= Ben Heller (art collector) =

American art collector (1925–2019)

Ben Heller (1925 – April 24, 2019) was an American real estate magnate, textile mogul, and art collector primarily of Abstract Expressionist who is most noted for having been the party who sold Jackson Pollock's 1952 mixed-media painting Blue Poles to the Australian government, which set a new record for the highest price ever paid for an American painting at that juncture ($1.3 million US).

Heller and his first wife, Judith Ann Goldhill Heller (died 1970), were early patrons of Jackson Pollock, Barnett Newman, and Franz Kline and in addition had works by Robert Motherwell, Arshile Gorky, Willem de Kooning, Ad Reinhardt, and Clyfford Still in their collection.
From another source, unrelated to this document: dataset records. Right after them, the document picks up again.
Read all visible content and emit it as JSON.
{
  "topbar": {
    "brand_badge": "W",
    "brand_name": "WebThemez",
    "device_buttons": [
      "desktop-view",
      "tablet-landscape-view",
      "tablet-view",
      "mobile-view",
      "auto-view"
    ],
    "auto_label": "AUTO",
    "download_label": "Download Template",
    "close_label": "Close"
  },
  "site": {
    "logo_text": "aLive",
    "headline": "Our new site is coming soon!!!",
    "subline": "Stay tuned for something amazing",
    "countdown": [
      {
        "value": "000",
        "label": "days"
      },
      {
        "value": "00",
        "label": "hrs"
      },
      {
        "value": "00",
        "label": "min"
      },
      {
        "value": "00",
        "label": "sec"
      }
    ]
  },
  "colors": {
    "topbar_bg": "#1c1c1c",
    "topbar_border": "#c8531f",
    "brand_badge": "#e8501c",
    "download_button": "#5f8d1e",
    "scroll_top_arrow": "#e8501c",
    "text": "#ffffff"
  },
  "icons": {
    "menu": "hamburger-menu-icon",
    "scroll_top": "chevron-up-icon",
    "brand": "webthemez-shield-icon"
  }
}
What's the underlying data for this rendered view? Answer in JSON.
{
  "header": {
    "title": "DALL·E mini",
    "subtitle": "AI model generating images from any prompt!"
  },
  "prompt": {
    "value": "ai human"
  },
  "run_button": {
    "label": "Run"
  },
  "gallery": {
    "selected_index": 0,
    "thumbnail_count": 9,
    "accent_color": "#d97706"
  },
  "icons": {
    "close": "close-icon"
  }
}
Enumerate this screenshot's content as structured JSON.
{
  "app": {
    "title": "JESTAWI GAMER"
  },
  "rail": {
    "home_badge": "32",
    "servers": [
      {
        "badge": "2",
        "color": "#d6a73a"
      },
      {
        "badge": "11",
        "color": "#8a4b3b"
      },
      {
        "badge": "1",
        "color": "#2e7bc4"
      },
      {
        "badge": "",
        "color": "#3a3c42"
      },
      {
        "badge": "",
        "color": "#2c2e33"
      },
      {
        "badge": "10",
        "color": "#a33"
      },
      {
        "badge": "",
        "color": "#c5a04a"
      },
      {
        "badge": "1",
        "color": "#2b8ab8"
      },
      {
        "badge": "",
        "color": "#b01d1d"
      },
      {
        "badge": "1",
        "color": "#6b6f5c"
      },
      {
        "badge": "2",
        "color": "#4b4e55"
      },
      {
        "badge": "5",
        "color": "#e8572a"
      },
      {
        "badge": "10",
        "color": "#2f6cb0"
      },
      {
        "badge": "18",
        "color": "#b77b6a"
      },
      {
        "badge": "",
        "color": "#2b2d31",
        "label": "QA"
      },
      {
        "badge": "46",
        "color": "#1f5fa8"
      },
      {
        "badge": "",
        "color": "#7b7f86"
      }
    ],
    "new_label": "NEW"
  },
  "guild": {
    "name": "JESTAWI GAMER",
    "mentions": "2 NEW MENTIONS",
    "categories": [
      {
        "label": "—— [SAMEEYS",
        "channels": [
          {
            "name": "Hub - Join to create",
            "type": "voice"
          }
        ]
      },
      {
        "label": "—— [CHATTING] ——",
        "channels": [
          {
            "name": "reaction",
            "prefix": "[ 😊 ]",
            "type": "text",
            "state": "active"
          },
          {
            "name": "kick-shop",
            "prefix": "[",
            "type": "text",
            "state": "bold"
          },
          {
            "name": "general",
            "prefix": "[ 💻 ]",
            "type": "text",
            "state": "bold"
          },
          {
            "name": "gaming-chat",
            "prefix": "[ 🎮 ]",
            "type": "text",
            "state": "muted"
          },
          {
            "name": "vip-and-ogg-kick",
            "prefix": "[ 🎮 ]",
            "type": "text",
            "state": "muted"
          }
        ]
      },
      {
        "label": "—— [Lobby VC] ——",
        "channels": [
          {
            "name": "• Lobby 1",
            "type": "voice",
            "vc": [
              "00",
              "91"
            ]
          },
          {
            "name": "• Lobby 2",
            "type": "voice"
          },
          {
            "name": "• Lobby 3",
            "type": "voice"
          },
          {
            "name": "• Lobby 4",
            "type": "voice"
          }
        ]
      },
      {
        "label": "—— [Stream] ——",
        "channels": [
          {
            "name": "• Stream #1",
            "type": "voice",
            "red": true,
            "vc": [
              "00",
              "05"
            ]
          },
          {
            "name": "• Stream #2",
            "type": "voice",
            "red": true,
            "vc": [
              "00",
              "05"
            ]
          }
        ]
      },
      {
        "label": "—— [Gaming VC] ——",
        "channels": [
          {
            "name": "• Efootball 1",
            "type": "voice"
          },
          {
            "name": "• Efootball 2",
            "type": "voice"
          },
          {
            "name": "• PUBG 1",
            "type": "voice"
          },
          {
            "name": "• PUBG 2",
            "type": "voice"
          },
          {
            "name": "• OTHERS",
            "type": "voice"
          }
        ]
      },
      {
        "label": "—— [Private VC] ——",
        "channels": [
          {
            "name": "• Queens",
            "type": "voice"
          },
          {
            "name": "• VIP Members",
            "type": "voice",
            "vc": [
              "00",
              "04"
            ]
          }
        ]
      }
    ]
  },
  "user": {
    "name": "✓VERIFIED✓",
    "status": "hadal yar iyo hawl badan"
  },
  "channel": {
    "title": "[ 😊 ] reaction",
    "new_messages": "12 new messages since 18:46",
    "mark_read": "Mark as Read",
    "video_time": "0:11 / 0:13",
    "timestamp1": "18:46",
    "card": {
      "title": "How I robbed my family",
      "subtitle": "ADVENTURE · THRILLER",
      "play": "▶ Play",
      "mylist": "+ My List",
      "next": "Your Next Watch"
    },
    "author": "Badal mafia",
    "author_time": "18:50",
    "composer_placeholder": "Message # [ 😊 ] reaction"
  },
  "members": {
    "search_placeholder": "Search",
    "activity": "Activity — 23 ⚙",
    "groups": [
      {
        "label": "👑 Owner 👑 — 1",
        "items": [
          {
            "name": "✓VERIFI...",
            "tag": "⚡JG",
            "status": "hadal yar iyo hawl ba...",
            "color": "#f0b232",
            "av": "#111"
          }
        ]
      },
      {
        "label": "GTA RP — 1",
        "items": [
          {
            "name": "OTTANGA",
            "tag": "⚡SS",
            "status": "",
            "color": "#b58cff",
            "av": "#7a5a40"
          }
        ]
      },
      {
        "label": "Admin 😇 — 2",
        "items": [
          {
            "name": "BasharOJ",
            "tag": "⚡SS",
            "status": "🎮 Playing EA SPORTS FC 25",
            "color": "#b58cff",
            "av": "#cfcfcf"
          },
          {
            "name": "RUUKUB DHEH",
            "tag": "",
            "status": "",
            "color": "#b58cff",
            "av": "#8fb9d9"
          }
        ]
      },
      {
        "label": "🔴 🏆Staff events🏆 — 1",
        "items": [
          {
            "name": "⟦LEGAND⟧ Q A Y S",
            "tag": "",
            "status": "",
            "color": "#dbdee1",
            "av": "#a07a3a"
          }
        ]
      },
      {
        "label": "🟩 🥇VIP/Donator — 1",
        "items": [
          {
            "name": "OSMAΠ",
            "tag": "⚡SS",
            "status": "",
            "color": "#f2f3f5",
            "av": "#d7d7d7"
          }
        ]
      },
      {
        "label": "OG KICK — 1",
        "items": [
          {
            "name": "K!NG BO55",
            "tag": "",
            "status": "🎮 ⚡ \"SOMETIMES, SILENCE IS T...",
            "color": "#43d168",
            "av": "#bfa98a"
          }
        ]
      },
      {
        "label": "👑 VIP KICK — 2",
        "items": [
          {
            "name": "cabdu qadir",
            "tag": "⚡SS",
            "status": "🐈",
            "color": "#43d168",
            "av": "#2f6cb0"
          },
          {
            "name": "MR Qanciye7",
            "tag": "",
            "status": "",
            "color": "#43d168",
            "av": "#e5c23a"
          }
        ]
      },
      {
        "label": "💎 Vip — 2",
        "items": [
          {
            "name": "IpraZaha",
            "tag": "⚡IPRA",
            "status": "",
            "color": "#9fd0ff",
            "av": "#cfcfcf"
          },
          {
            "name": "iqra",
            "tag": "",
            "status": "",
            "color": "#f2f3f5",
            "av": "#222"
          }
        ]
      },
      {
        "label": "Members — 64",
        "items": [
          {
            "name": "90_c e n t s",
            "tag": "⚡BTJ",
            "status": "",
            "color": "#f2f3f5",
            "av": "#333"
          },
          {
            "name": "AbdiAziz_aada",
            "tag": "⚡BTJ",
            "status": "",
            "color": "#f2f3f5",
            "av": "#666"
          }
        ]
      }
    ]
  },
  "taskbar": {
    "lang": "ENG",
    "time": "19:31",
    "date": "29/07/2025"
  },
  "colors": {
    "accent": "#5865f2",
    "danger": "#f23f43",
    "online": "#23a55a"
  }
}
Heller exhibited the crux of his art collection in his tenth-floor apartment on Central Park West on Manhattan's Upper West Side. Often when the large pieces (including Blue Poles) were moved in or out the apartment, be it for acquisition, museum loan, or sale, they had to be extracted from or introduced into the abode through the front windows, requiring the use of a crane.

== Book ==
Heller is the author of the volume Towards a New Abstraction which served as the main catalogue essay for the 1963 exhibition of the same name mounted at the Jewish Museum in Manhattan, which published the tome.